Separation technologies such as ion exchange resin (IXR) and granular activated carbon (GAC) can remove PFAS from water; however, the contaminants remain in the environment and continue to cause health risks. IXR results in a brine solution that contains high concentrations of PFAS, which must be disposed of through thermal treatment, underground injection or secure storage.
PFOA contains extremely strong carbon-fluorine bonds that make it difficult to break down. Traditional UV and oxidation methods are often inefficient at destroying the compounds unless conditions are extreme.
The new study showed that introducing formic acid to a UV-activated persulfate system increased defluorination.

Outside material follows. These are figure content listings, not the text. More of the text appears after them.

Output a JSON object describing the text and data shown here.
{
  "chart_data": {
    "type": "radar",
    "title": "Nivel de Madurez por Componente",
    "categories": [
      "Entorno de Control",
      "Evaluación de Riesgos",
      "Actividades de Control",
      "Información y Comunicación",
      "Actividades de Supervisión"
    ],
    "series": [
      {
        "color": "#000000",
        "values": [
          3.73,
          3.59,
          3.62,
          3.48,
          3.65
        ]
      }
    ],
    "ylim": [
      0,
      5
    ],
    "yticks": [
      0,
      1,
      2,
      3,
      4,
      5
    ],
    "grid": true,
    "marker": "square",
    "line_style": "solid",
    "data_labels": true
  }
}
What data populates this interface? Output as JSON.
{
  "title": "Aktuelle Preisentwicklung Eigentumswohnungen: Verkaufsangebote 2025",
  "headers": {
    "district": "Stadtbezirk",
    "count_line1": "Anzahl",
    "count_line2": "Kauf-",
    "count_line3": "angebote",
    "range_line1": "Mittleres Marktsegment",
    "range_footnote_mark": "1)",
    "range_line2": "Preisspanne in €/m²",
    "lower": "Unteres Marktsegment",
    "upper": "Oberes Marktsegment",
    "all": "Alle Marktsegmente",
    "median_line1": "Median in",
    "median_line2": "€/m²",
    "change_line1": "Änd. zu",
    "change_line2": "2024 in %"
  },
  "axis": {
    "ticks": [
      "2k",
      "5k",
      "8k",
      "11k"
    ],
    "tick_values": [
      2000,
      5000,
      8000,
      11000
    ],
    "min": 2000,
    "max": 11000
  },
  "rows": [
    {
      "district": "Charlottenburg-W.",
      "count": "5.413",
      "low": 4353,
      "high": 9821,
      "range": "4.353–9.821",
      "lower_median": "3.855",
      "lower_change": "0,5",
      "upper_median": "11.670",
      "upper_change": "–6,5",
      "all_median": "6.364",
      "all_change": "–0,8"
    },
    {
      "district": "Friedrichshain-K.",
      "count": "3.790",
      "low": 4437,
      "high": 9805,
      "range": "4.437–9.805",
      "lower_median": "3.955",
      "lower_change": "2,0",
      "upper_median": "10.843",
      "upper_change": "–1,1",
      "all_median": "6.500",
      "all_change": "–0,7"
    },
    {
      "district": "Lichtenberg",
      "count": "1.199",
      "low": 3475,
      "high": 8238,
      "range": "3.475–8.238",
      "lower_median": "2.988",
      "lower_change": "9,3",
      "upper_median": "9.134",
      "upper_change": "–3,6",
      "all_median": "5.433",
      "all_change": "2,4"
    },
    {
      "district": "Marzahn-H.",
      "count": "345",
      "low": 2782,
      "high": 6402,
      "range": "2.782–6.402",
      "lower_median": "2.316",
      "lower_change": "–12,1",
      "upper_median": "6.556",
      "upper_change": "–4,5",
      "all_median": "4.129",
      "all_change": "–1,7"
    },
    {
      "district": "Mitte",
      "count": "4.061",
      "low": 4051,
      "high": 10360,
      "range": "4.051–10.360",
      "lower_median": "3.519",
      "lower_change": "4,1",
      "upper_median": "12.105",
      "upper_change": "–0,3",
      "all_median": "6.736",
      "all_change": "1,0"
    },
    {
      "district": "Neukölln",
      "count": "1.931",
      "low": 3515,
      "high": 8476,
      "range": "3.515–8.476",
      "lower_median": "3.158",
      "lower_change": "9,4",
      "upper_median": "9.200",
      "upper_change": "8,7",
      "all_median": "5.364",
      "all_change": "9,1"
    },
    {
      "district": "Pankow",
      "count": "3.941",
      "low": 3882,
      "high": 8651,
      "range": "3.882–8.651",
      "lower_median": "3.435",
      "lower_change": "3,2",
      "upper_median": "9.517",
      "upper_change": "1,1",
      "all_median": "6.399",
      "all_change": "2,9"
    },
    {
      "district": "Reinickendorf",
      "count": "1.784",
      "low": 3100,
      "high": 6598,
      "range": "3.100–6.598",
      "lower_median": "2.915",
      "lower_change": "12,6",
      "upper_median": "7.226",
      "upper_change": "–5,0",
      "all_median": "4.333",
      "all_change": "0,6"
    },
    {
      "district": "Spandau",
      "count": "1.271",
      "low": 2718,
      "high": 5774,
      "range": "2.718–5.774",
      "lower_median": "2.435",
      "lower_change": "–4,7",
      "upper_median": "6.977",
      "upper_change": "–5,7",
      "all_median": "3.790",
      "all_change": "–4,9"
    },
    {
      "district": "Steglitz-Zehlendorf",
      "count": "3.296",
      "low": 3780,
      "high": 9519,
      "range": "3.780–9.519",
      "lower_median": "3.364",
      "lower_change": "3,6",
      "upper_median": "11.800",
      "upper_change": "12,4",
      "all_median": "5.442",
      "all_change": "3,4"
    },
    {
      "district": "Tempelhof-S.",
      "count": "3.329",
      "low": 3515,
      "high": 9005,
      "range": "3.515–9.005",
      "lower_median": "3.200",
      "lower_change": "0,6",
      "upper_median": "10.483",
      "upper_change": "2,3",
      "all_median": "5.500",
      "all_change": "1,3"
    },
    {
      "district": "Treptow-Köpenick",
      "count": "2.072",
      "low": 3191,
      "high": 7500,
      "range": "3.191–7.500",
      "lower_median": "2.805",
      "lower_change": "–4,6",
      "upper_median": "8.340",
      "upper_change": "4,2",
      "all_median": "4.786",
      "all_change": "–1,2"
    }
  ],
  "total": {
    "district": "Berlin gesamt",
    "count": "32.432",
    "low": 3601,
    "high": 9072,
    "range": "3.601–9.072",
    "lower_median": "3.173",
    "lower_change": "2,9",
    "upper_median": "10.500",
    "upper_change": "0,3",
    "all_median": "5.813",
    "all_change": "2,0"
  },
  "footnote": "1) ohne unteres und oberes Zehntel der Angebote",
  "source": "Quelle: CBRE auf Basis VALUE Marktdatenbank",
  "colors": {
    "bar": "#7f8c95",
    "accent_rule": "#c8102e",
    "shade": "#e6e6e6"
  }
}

In other UV methods, the light activates the persulfate to create oxidizing radicals, which tend to attack the carboxyl end of PFOA rather than the carbon-fluorine backbone.
When formic acid is added, the system becomes reductive. The oxidizing radicals react with the acid to form carbon dioxide radical anions, strongly reductive compounds that can attack the carbon-fluorine bonds. Both persulfate and formic acid are inexpensive commodity chemicals, though the study did not include a full cost analysis for scaled-up treatment.
Unlike IXR, the new method does not produce a PFAS-heavy waste brine. However, the degradation process does generate short-chain perfluorocarboxylic acids as intermediates. When PFOA concentrations increased from 20 to 200 µM, defluorination efficiency dropped from roughly 85% to about 55%. The method could potentially be combined with concentration technologies like IXR to concentrate PFAS before destruction.